La grande crise de l'abordabilité qui brise l'Amérique


Parallèlement à la montée des inégalités, au ralentissement de la croissance de la productivité et au rétrécissement de la classe moyenne, la montée en flèche du coût de la vie est devenue un aspect central de la vie économique américaine. C'est une crise qui se prête à des solutions politiques aux niveaux étatique, local et fédéral – avec tous les candidats de 2020, y compris le président Donald Trump, taquinant ou proposant des solutions radicales pour le problème. Mais en l’absence de ces solutions, il semble que la situation s’aggravera dans un avenir prévisible – laissant les ménages fragiles, exacerbant les inégalités du pays, ralentissant la croissance, étouffant la productivité et mettant les rêves de sécurité des familles hors de portée.

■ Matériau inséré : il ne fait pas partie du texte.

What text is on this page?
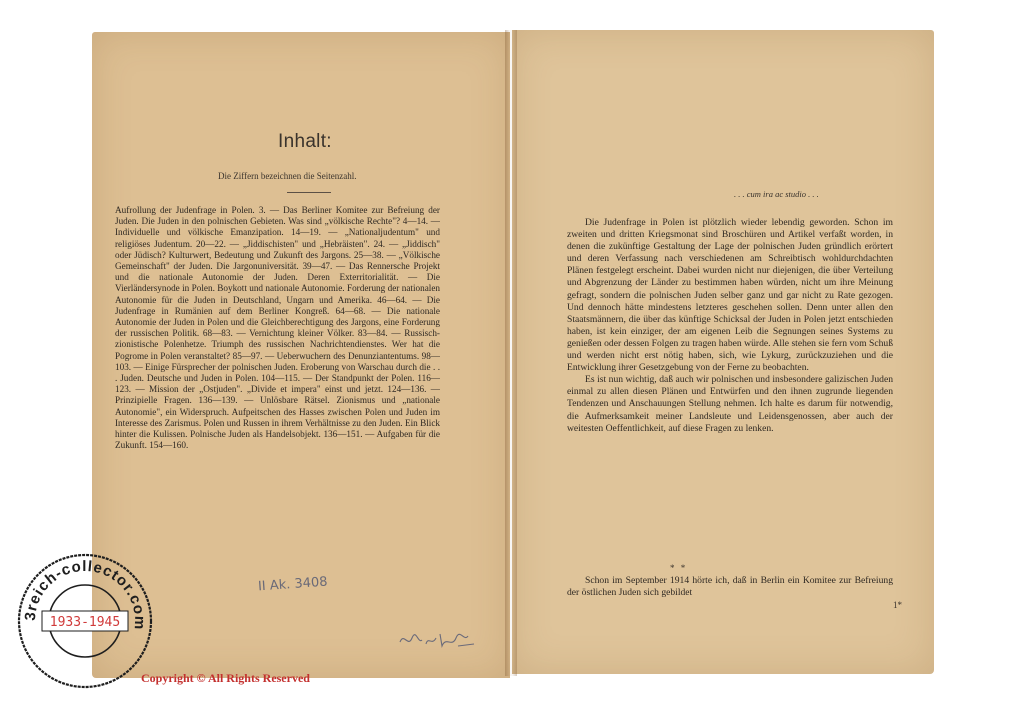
Inhalt:
Die Ziffern bezeichnen die Seitenzahl.
Aufrollung der Judenfrage in Polen. 3. — Das Berliner Komitee zur Befreiung der Juden. Die Juden in den polnischen Gebieten. Was sind „völkische Rechte"? 4—14. — Individuelle und völkische Emanzipation. 14—19. — „Nationaljudentum" und religiöses Judentum. 20—22. — „Jiddischisten" und „Hebräisten". 24. — „Jiddisch" oder Jüdisch? Kulturwert, Bedeutung und Zukunft des Jargons. 25—38. — „Völkische Gemeinschaft" der Juden. Die Jargonuniversität. 39—47. — Das Rennersche Projekt und die nationale Autonomie der Juden. Deren Exterritorialität. — Die Vierländersynode in Polen. Boykott und nationale Autonomie. Forderung der nationalen Autonomie für die Juden in Deutschland, Ungarn und Amerika. 46—64. — Die Judenfrage in Rumänien auf dem Berliner Kongreß. 64—68. — Die nationale Autonomie der Juden in Polen und die Gleichberechtigung des Jargons, eine Forderung der russischen Politik. 68—83. — Vernichtung kleiner Völker. 83—84. — Russisch-zionistische Polenhetze. Triumph des russischen Nachrichtendienstes. Wer hat die Pogrome in Polen veranstaltet? 85—97. — Ueberwuchern des Denunziantentums. 98—103. — Einige Fürsprecher der polnischen Juden. Eroberung von Warschau durch die . . . Juden. Deutsche und Juden in Polen. 104—115. — Der Standpunkt der Polen. 116—123. — Mission der „Ostjuden". „Divide et impera" einst und jetzt. 124—136. — Prinzipielle Fragen. 136—139. — Unlösbare Rätsel. Zionismus und „nationale Autonomie", ein Widerspruch. Aufpeitschen des Hasses zwischen Polen und Juden im Interesse des Zarismus. Polen und Russen in ihrem Verhältnisse zu den Juden. Ein Blick hinter die Kulissen. Polnische Juden als Handelsobjekt. 136—151. — Aufgaben für die Zukunft. 154—160.
II Ak. 3408
. . . cum ira ac studio . . .

Die Judenfrage in Polen ist plötzlich wieder lebendig geworden. Schon im zweiten und dritten Kriegsmonat sind Broschüren und Artikel verfaßt worden, in denen die zukünftige Gestaltung der Lage der polnischen Juden gründlich erörtert und deren Verfassung nach verschiedenen am Schreibtisch wohldurchdachten Plänen festgelegt erscheint. Dabei wurden nicht nur diejenigen, die über Verteilung und Abgrenzung der Länder zu bestimmen haben würden, nicht um ihre Meinung gefragt, sondern die polnischen Juden selber ganz und gar nicht zu Rate gezogen. Und dennoch hätte mindestens letzteres geschehen sollen. Denn unter allen den Staatsmännern, die über das künftige Schicksal der Juden in Polen jetzt entschieden haben, ist kein einziger, der am eigenen Leib die Segnungen seines Systems zu genießen oder dessen Folgen zu tragen haben würde. Alle stehen sie fern vom Schuß und werden nicht erst nötig haben, sich, wie Lykurg, zurückzuziehen und die Entwicklung ihrer Gesetzgebung von der Ferne zu beobachten.

Es ist nun wichtig, daß auch wir polnischen und insbesondere galizischen Juden einmal zu allen diesen Plänen und Entwürfen und den ihnen zugrunde liegenden Tendenzen und Anschauungen Stellung nehmen. Ich halte es darum für notwendig, die Aufmerksamkeit meiner Landsleute und Leidensgenossen, aber auch der weitesten Oeffentlichkeit, auf diese Fragen zu lenken.

* *
Schon im September 1914 hörte ich, daß in Berlin ein Komitee zur Befreiung der östlichen Juden sich gebildet
1*
3reich-collector.com
1933-1945
Copyright © All Rights Reserved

Le prix du logement représente la partie la plus aiguë de cette crise. Dans les régions métropolitaines telles que la Bay Area, Seattle et Boston, de graves pénuries d'approvisionnement ont entraîné une flambée des prix – des millions de familles à revenu faible ou intermédiaire ne sont plus en mesure d'acheter des maisons situées au centre. Le prix médian demandé pour une maison unifamiliale à San Francisco a atteint 1,6 million de dollars; même avec les faibles taux d’intérêt d’aujourd’hui, cela nécessiterait un versement hypothécaire mensuel d’environ 6 000 $, en supposant qu’une famille baisse la norme de 20%. À Manhattan, les inscriptions à vendre demandent maintenant en moyenne près de 1 800 $ le pied carré.

Les crises du coût du logement dans la Bay Area et à New York sont peut-être les plus obscènes du pays. Mais le problème est national, entraîné par une combinaison de salaires stagnants, de codes du bâtiment restrictifs et d'un sous-investissement dans la construction, entre autres tendances. Les prix des maisons augmentent plus rapidement que les salaires dans environ 80% des régions métropolitaines américaines. En 2018, l'abordabilité du logement a diminué dans chacune des 160 zones urbaines analysées par la National Association of Realtors, à l'exception de Decatur, Illinois. La hausse des prix et la pénurie de logements font pression sur les familles de Reno, Minneapolis et Phoenix.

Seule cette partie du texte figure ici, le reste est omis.